I already have a video and article up on repairing a battery damaged motherboard and for those who are unaware, many old motherboards had a rechargeable battery onboard to store CMOS settings. As with most rechargeable batteries you will find that they tend to degrade over time and if your battery has seen extensive uses it can sometimes explode and leak caustic battery juice. This fluid loves to attack metal which can be really bad for electronic components.
The motherboard in the Classic Case build had extensive damage that was targeted right around the motherboard mounting hole below the battery. My guess is that when this system was taken out of service it was stored on its side which allowed the battery contents to pool up and attack that one region.

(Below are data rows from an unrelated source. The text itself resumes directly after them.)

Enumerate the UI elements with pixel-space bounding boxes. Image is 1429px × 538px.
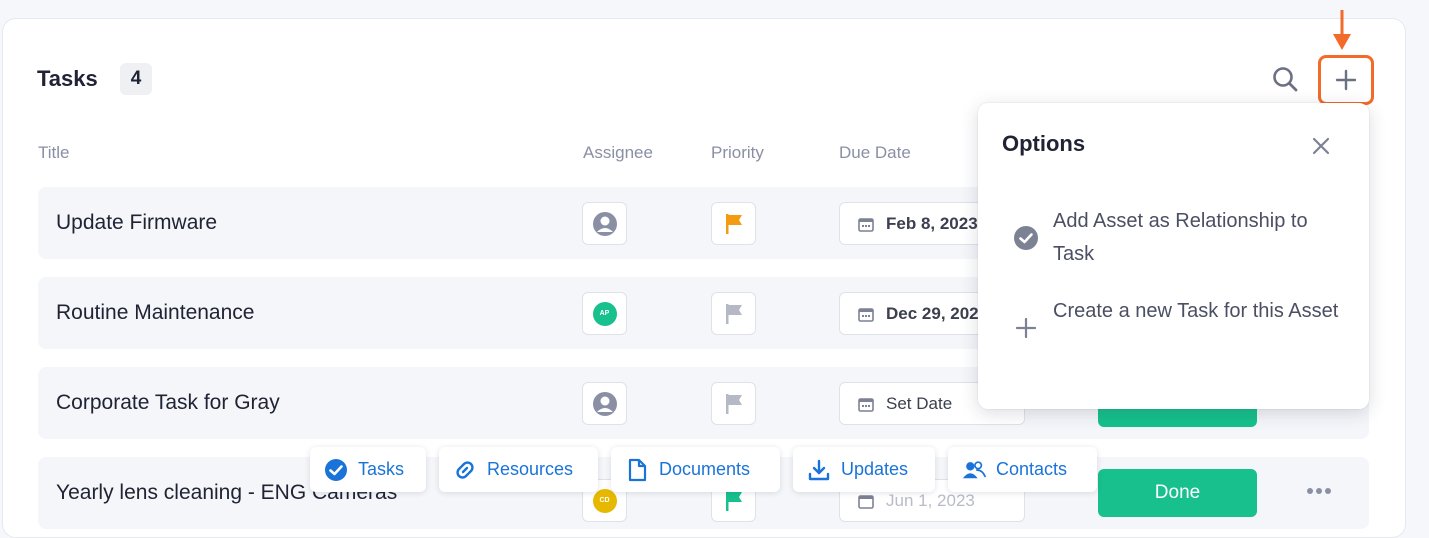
task-title[interactable]: Update Firmware [56,211,217,235]
calendar-icon [858,494,874,509]
priority-button[interactable] [711,202,756,245]
create-new-task-option[interactable]: Create a new Task for this Asset [1008,295,1348,361]
tab-label: Resources [487,459,574,479]
close-icon [1312,137,1330,155]
task-title[interactable]: Corporate Task for Gray [56,391,280,415]
arrow-down-annotation [1333,10,1351,50]
option-label: Create a new Task for this Asset [1053,300,1339,322]
plus-icon [1335,69,1357,91]
orange-flag-icon [725,213,742,234]
tab-label: Tasks [358,459,405,479]
assignee-button[interactable] [582,202,627,245]
check-circle-icon [1014,226,1038,250]
gray-flag-icon [725,393,742,414]
placeholder-user-icon [592,211,617,236]
column-header-title: Title [38,143,70,162]
more-horizontal-icon [1307,488,1331,494]
due-date-text: Set Date [886,393,953,413]
tab-label: Updates [841,459,909,479]
tab-label: Documents [659,459,751,479]
tab-documents[interactable]: Documents [611,447,780,492]
close-button[interactable] [1308,133,1334,159]
tab-label: Contacts [996,459,1068,479]
contacts-icon [962,458,986,482]
due-date-text: Dec 29, 2023 [886,303,989,323]
column-header-assignee: Assignee [583,143,653,162]
priority-button[interactable] [711,382,756,425]
tab-tasks[interactable]: Tasks [310,447,426,492]
download-icon [807,458,831,482]
avatar: AP [592,301,617,326]
option-label: Add Asset as Relationship to Task [1053,210,1308,265]
add-button[interactable] [1318,55,1374,105]
task-count-badge: 4 [120,63,152,95]
popover-title: Options [1002,131,1086,156]
status-label: Done [1154,482,1201,503]
document-icon [625,458,649,482]
calendar-icon [858,397,874,412]
tab-resources[interactable]: Resources [439,447,598,492]
options-popover: Options Add Asset as Relationship to Tas… [978,103,1369,409]
due-date-text: Jun 1, 2023 [886,490,975,510]
avatar: CD [592,488,617,513]
link-icon [453,458,477,482]
assignee-button[interactable]: AP [582,292,627,335]
assignee-button[interactable] [582,382,627,425]
calendar-icon [858,217,874,232]
search-button[interactable] [1270,64,1300,94]
green-flag-icon [725,490,742,511]
add-asset-relationship-option[interactable]: Add Asset as Relationship to Task [1008,205,1348,271]
calendar-icon [858,307,874,322]
search-icon [1273,67,1298,92]
page-title: Tasks [37,66,98,91]
gray-flag-icon [725,303,742,324]
check-circle-icon [324,458,348,482]
priority-button[interactable] [711,292,756,335]
tab-updates[interactable]: Updates [793,447,935,492]
tab-contacts[interactable]: Contacts [948,447,1097,492]
more-options-button[interactable] [1304,479,1334,503]
column-header-due-date: Due Date [839,143,911,162]
plus-icon [1015,317,1037,339]
placeholder-user-icon [592,391,617,416]
task-title[interactable]: Routine Maintenance [56,301,254,325]
due-date-text: Feb 8, 2023 [886,213,978,233]
column-header-priority: Priority [711,143,764,162]
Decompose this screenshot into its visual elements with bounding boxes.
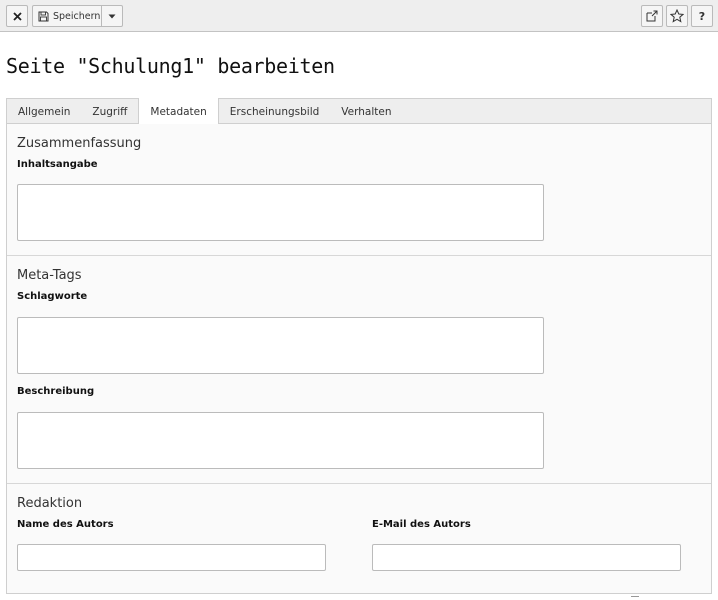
section-summary: Zusammenfassung Inhaltsangabe — [7, 124, 711, 256]
field-label-abstract: Inhaltsangabe — [17, 159, 98, 170]
field-label-author: Name des Autors — [17, 519, 114, 530]
section-title: Meta-Tags — [17, 268, 82, 283]
star-icon — [670, 9, 684, 23]
field-label-keywords: Schlagworte — [17, 291, 88, 302]
tab-panel-metadaten: Zusammenfassung Inhaltsangabe Meta-Tags … — [6, 124, 712, 594]
scroll-indicator — [631, 596, 639, 600]
help-button[interactable]: ? — [691, 5, 713, 27]
section-editorial: Redaktion Name des Autors E-Mail des Aut… — [7, 484, 711, 594]
tab-erscheinungsbild[interactable]: Erscheinungsbild — [219, 99, 331, 124]
close-icon — [12, 11, 22, 21]
save-options-dropdown[interactable] — [101, 5, 123, 27]
tab-verhalten[interactable]: Verhalten — [330, 99, 402, 124]
save-disk-icon — [38, 11, 49, 21]
section-meta-tags: Meta-Tags Schlagworte Beschreibung — [7, 256, 711, 484]
field-label-description: Beschreibung — [17, 386, 95, 397]
field-label-author-email: E-Mail des Autors — [372, 519, 471, 530]
close-button[interactable] — [6, 5, 28, 27]
bookmark-button[interactable] — [666, 5, 688, 27]
section-title: Zusammenfassung — [17, 136, 142, 151]
section-title: Redaktion — [17, 496, 83, 511]
keywords-textarea[interactable] — [17, 317, 544, 374]
save-button[interactable]: Speichern — [32, 5, 102, 27]
caret-down-icon — [108, 14, 116, 18]
tab-zugriff[interactable]: Zugriff — [81, 99, 138, 124]
tab-metadaten[interactable]: Metadaten — [138, 98, 219, 125]
page-title: Seite "Schulung1" bearbeiten — [6, 54, 335, 78]
tab-bar: Allgemein Zugriff Metadaten Erscheinungs… — [6, 98, 712, 125]
save-button-label: Speichern — [53, 10, 101, 22]
document-toolbar: Speichern ? — [0, 0, 718, 32]
external-link-icon — [646, 10, 658, 22]
description-textarea[interactable] — [17, 412, 544, 469]
abstract-textarea[interactable] — [17, 184, 544, 241]
author-email-input[interactable] — [372, 544, 681, 571]
author-name-input[interactable] — [17, 544, 326, 571]
tab-allgemein[interactable]: Allgemein — [7, 99, 81, 124]
view-page-button[interactable] — [641, 5, 663, 27]
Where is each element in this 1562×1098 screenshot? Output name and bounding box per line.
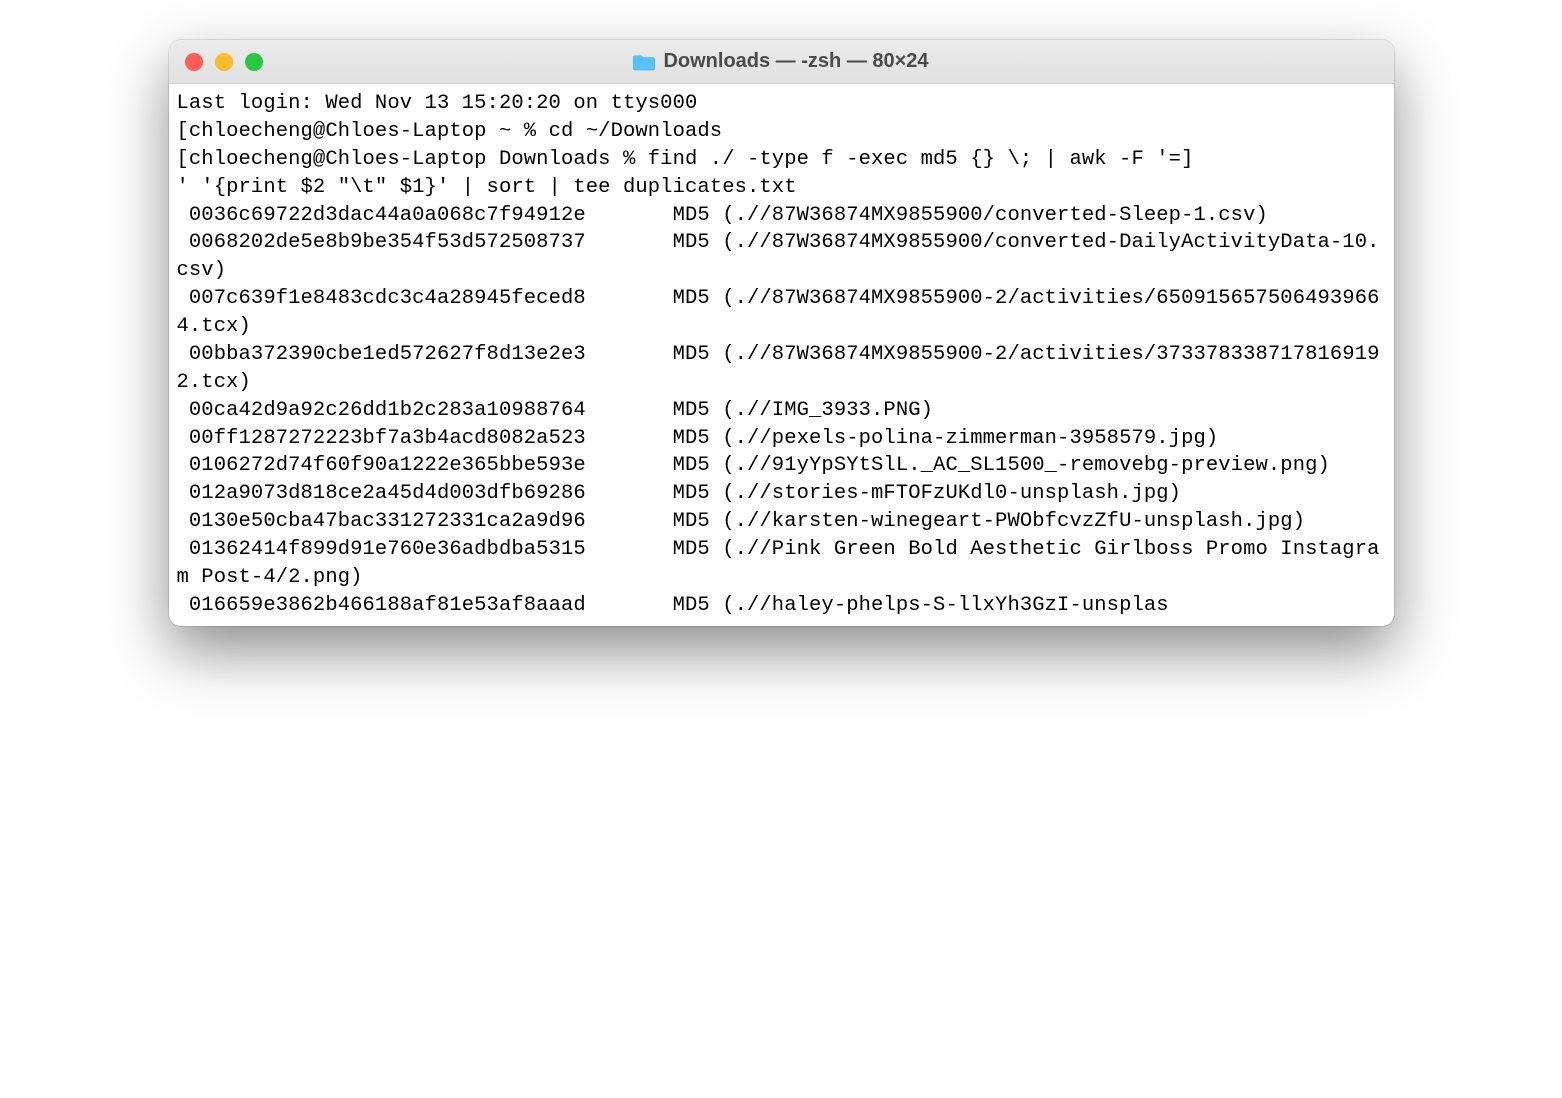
command-2b: ' '{print $2 "\t" $1}' | sort | tee dupl… <box>177 176 797 199</box>
output-line: 00ff1287272223bf7a3b4acd8082a523 MD5 (./… <box>177 427 1219 450</box>
window-title-wrap: Downloads — -zsh — 80×24 <box>169 50 1394 73</box>
window-title: Downloads — -zsh — 80×24 <box>663 50 928 73</box>
output-line: 007c639f1e8483cdc3c4a28945feced8 MD5 (./… <box>177 287 1380 338</box>
output-line: 0106272d74f60f90a1222e365bbe593e MD5 (./… <box>177 454 1330 477</box>
minimize-button[interactable] <box>215 53 233 71</box>
prompt-bracket-open: [ <box>177 148 189 171</box>
last-login-line: Last login: Wed Nov 13 15:20:20 on ttys0… <box>177 92 698 115</box>
prompt-bracket-close: ] <box>1181 148 1193 171</box>
output-line: 0068202de5e8b9be354f53d572508737 MD5 (./… <box>177 231 1380 282</box>
output-line: 0130e50cba47bac331272331ca2a9d96 MD5 (./… <box>177 510 1306 533</box>
command-1: cd ~/Downloads <box>549 120 723 143</box>
window-controls <box>185 53 263 71</box>
output-line: 012a9073d818ce2a45d4d003dfb69286 MD5 (./… <box>177 482 1182 505</box>
output-line: 0036c69722d3dac44a0a068c7f94912e MD5 (./… <box>177 204 1268 227</box>
folder-icon <box>633 53 655 71</box>
prompt-1: chloecheng@Chloes-Laptop ~ % <box>189 120 549 143</box>
terminal-output[interactable]: Last login: Wed Nov 13 15:20:20 on ttys0… <box>169 84 1394 626</box>
output-line: 016659e3862b466188af81e53af8aaad MD5 (./… <box>177 594 1169 617</box>
close-button[interactable] <box>185 53 203 71</box>
maximize-button[interactable] <box>245 53 263 71</box>
prompt-2: chloecheng@Chloes-Laptop Downloads % <box>189 148 648 171</box>
output-line: 00ca42d9a92c26dd1b2c283a10988764 MD5 (./… <box>177 399 934 422</box>
command-2a: find ./ -type f -exec md5 {} \; | awk -F… <box>648 148 1181 171</box>
terminal-window: Downloads — -zsh — 80×24 Last login: Wed… <box>169 40 1394 626</box>
output-line: 00bba372390cbe1ed572627f8d13e2e3 MD5 (./… <box>177 343 1380 394</box>
prompt-bracket-open: [ <box>177 120 189 143</box>
output-line: 01362414f899d91e760e36adbdba5315 MD5 (./… <box>177 538 1380 589</box>
titlebar[interactable]: Downloads — -zsh — 80×24 <box>169 40 1394 84</box>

As a result, many of the traces near the battery have been consumed by corrosion including the brass standoff holding the motherboard down and some of the chassis metal. Luckily, the damage is pretty easy to repair given that it has been localized into a single location.
I’m using some household white vinegar to neutralize the battery solution and clean up the corrosion salts that were left behind. I cannot tell if any of the traces between the PCB layer were damaged however, I could see that the vinegar did get between the layers and started to pop when I was testing the board after the repair.
Overall, the repair required that I solder on a new trace and tin over many of the existing exposed traces. After that some nail polish was used to insulate the exposed metal.
Some sandpaper and metal polish was used to clean up the chassis.